Ma, da un punto di vista tematico, è davvero difficile trovare dei minimi comuni denominatori. Nemmeno la straordinaria parabola di Pedro Almodóvar, molto amato anche da noi, è riuscita a portare del vento nuovo nella nostra cinematografia più volte accusata di occuparsi esclusivamente delle tre camere e cucina. Solo il partenopeo Pappi Corsicato, soprattutto per l’uso del colore, l’ultimo Silvio Soldini, il cui direttore della fotografia Arnaldo Catinari non ha mai nascosto l’ispirazione almodovariana per le tinte accese di Agata e la tempesta, e Le fate ignoranti di Ferzan Ozpetek possono far pensare a quel cinema.
Tra gli aspetti più significativi della corrispondenza tra le due cinematografie c’è però quello che riguarda i continui scambi degli attori.

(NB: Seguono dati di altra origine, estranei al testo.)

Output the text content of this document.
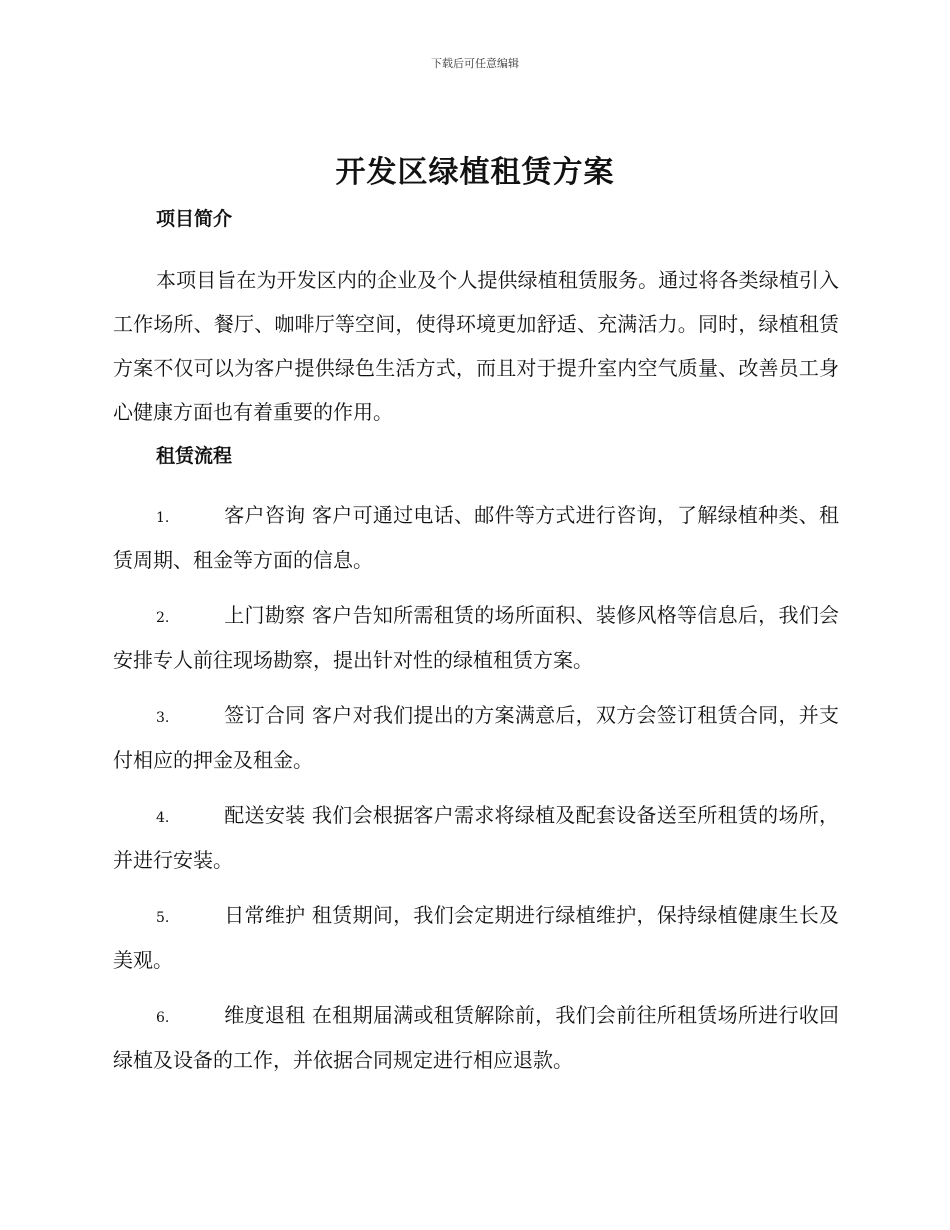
下载后可任意编辑
开发区绿植租赁方案
项目简介

本项目旨在为开发区内的企业及个人提供绿植租赁服务。通过将各类绿植引入工作场所、餐厅、咖啡厅等空间，使得环境更加舒适、充满活力。同时，绿植租赁方案不仅可以为客户提供绿色生活方式，而且对于提升室内空气质量、改善员工身心健康方面也有着重要的作用。

租赁流程
1.	客户咨询 客户可通过电话、邮件等方式进行咨询，了解绿植种类、租赁周期、租金等方面的信息。
2.	上门勘察 客户告知所需租赁的场所面积、装修风格等信息后，我们会安排专人前往现场勘察，提出针对性的绿植租赁方案。
3.	签订合同 客户对我们提出的方案满意后，双方会签订租赁合同，并支付相应的押金及租金。
4.	配送安装 我们会根据客户需求将绿植及配套设备送至所租赁的场所，并进行安装。
5.	日常维护 租赁期间，我们会定期进行绿植维护，保持绿植健康生长及美观。
6.	维度退租 在租期届满或租赁解除前，我们会前往所租赁场所进行收回绿植及设备的工作，并依据合同规定进行相应退款。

In chiave prevalentemente folcloristica dalla Spagna in Italia, a dimostrazione di quanto sia provinciale la nostra esterofilia. È il caso di Pieraccioni che ha dapprima scoperto Natalia Estrada facendole ballare il flamenco, e poi Vanessa Lorenzo e Marjo Berasategui, mentre più seriamente, Sergio Castellitto per Non ti muovere ha fatto recitare, senza doppiarla, una straordinaria e straniante Penelope Cruz. In Spagna Francesca Neri è stata utilizzata da Bigas Luna che l’ha lanciata nello scandaloso L’età di Lulù, da Carlos Saura in Spara che ti passa e da Almodóvar in Carne tremula.

Anche Laura Morante ha avuto il suo battesimo spagnolo, otto anni fa nello scabroso Lo sguardo dell’altro di Vicente Aranda, nel ruolo più svestito della sua carriera. Come è successo per Valeria Marini e Francesca Neri. Che le attrici italiane diventino più disinibite in terra iberica?